16:30, hora sofocante aun bajo la sombra casi perfecta del tinglado de Doña Ascensión, a las puertas de la terminal del tren. Aquí permaneceré al menos hasta que termine de beberme la última gota de su deliciosa horchata; embelesado por el canto de las cigarras que anuncian la interminable llegada de las primeras lluvias del otoño.

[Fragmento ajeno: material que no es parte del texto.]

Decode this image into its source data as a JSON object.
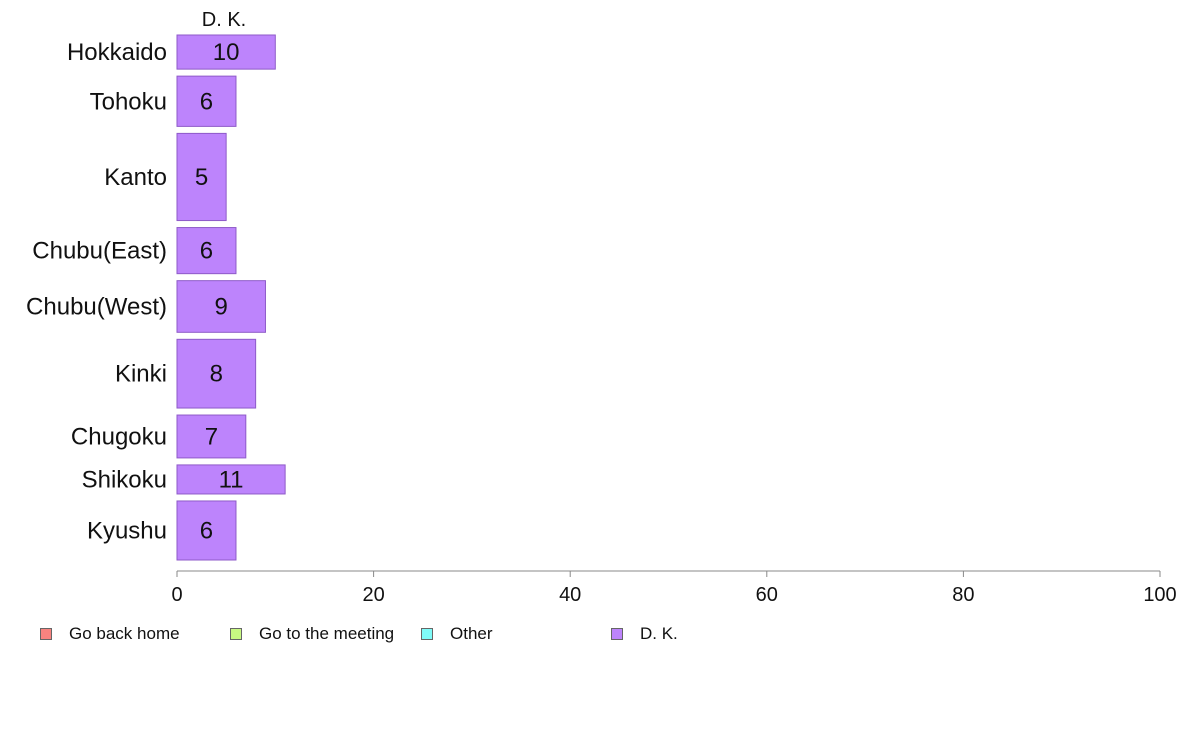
{
  "chart_data": {
    "type": "bar",
    "orientation": "horizontal",
    "stacked": true,
    "title": "",
    "column_header": "D. K.",
    "xlabel": "",
    "ylabel": "",
    "xlim": [
      0,
      100
    ],
    "x_ticks": [
      0,
      20,
      40,
      60,
      80,
      100
    ],
    "grid": false,
    "legend_position": "bottom",
    "categories": [
      "Hokkaido",
      "Tohoku",
      "Kanto",
      "Chubu(East)",
      "Chubu(West)",
      "Kinki",
      "Chugoku",
      "Shikoku",
      "Kyushu"
    ],
    "category_weights": [
      0.74,
      1.09,
      1.89,
      1.0,
      1.12,
      1.49,
      0.93,
      0.63,
      1.28
    ],
    "series": [
      {
        "name": "Go back home",
        "color": "#f8837f",
        "values": [
          0,
          0,
          0,
          0,
          0,
          0,
          0,
          0,
          0
        ]
      },
      {
        "name": "Go to the meeting",
        "color": "#c8f982",
        "values": [
          0,
          0,
          0,
          0,
          0,
          0,
          0,
          0,
          0
        ]
      },
      {
        "name": "Other",
        "color": "#7ffbf8",
        "values": [
          0,
          0,
          0,
          0,
          0,
          0,
          0,
          0,
          0
        ]
      },
      {
        "name": "D. K.",
        "color": "#bd84fc",
        "values": [
          10,
          6,
          5,
          6,
          9,
          8,
          7,
          11,
          6
        ]
      }
    ],
    "data_labels": [
      "10",
      "6",
      "5",
      "6",
      "9",
      "8",
      "7",
      "11",
      "6"
    ]
  }
}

Aún recuerdo aquellos momentos tan especiales de mi niñez, cuando el trópico invadía las calles de mi barrio y todos los granujas transformados en exploradores íbamos a por ellas -las cigarras- sin estropearles; las observábamos, escuchando atónitos su cantar, una llamada de amor incansable. Había días, y de esos días momentos, en que su canto aumentaba en número y volumen, llegando a parecerse al silbido ensordecedor de un tren.

A pasos largos, persigno la inmensa soledad que cobija la inerte estación.

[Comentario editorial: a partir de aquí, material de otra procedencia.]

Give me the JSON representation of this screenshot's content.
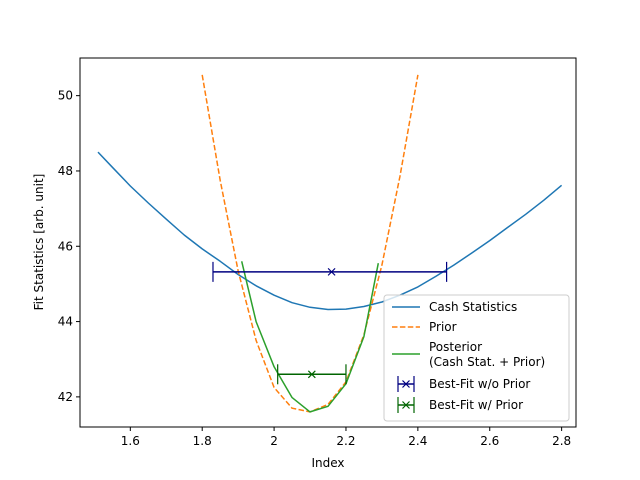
{
  "chart_data": {
    "type": "line",
    "title": "",
    "xlabel": "Index",
    "ylabel": "Fit Statistics [arb. unit]",
    "xlim": [
      1.46,
      2.84
    ],
    "ylim": [
      41.2,
      51.0
    ],
    "xticks": [
      1.6,
      1.8,
      2.0,
      2.2,
      2.4,
      2.6,
      2.8
    ],
    "yticks": [
      42,
      44,
      46,
      48,
      50
    ],
    "grid": false,
    "legend_position": "bottom-right",
    "series": [
      {
        "name": "Cash Statistics",
        "style": "solid",
        "color": "#1f77b4",
        "x": [
          1.51,
          1.55,
          1.6,
          1.65,
          1.7,
          1.75,
          1.8,
          1.85,
          1.9,
          1.95,
          2.0,
          2.05,
          2.1,
          2.15,
          2.2,
          2.25,
          2.3,
          2.35,
          2.4,
          2.45,
          2.5,
          2.55,
          2.6,
          2.65,
          2.7,
          2.75,
          2.8
        ],
        "y": [
          48.5,
          48.1,
          47.6,
          47.15,
          46.72,
          46.3,
          45.93,
          45.6,
          45.25,
          44.95,
          44.7,
          44.5,
          44.38,
          44.32,
          44.33,
          44.4,
          44.52,
          44.7,
          44.92,
          45.2,
          45.5,
          45.82,
          46.15,
          46.5,
          46.85,
          47.22,
          47.62
        ]
      },
      {
        "name": "Prior",
        "style": "dashed",
        "color": "#ff7f0e",
        "x": [
          1.8,
          1.85,
          1.9,
          1.95,
          2.0,
          2.05,
          2.1,
          2.15,
          2.2,
          2.25,
          2.3,
          2.35,
          2.4
        ],
        "y": [
          50.55,
          47.75,
          45.35,
          43.5,
          42.25,
          41.7,
          41.6,
          41.8,
          42.4,
          43.65,
          45.5,
          47.85,
          50.55
        ]
      },
      {
        "name": "Posterior\n(Cash Stat. + Prior)",
        "style": "solid",
        "color": "#2ca02c",
        "x": [
          1.91,
          1.95,
          2.0,
          2.05,
          2.1,
          2.15,
          2.2,
          2.25,
          2.29
        ],
        "y": [
          45.6,
          44.0,
          42.8,
          41.98,
          41.6,
          41.75,
          42.35,
          43.6,
          45.55
        ]
      }
    ],
    "errorbars": [
      {
        "name": "Best-Fit w/o Prior",
        "color": "#000080",
        "x": 2.16,
        "y": 45.32,
        "xerr": [
          0.33,
          0.32
        ]
      },
      {
        "name": "Best-Fit w/ Prior",
        "color": "#006400",
        "x": 2.105,
        "y": 42.6,
        "xerr": [
          0.095,
          0.095
        ]
      }
    ]
  }
}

A mi derecha, sobre el vaporoso horizonte, observo desde el andén, el despunte de un nuevo sol; lejano punto que avanza velozmente hacia mí como la embarazosa humedad del ambiente. Al fin está aquí, por algunos minutos me olvidaré de este ardiente día, apenas adornado de recuerdos. Y para ello, olvidando el camino sudoroso de mi espalda secando mi frente, subo al tren.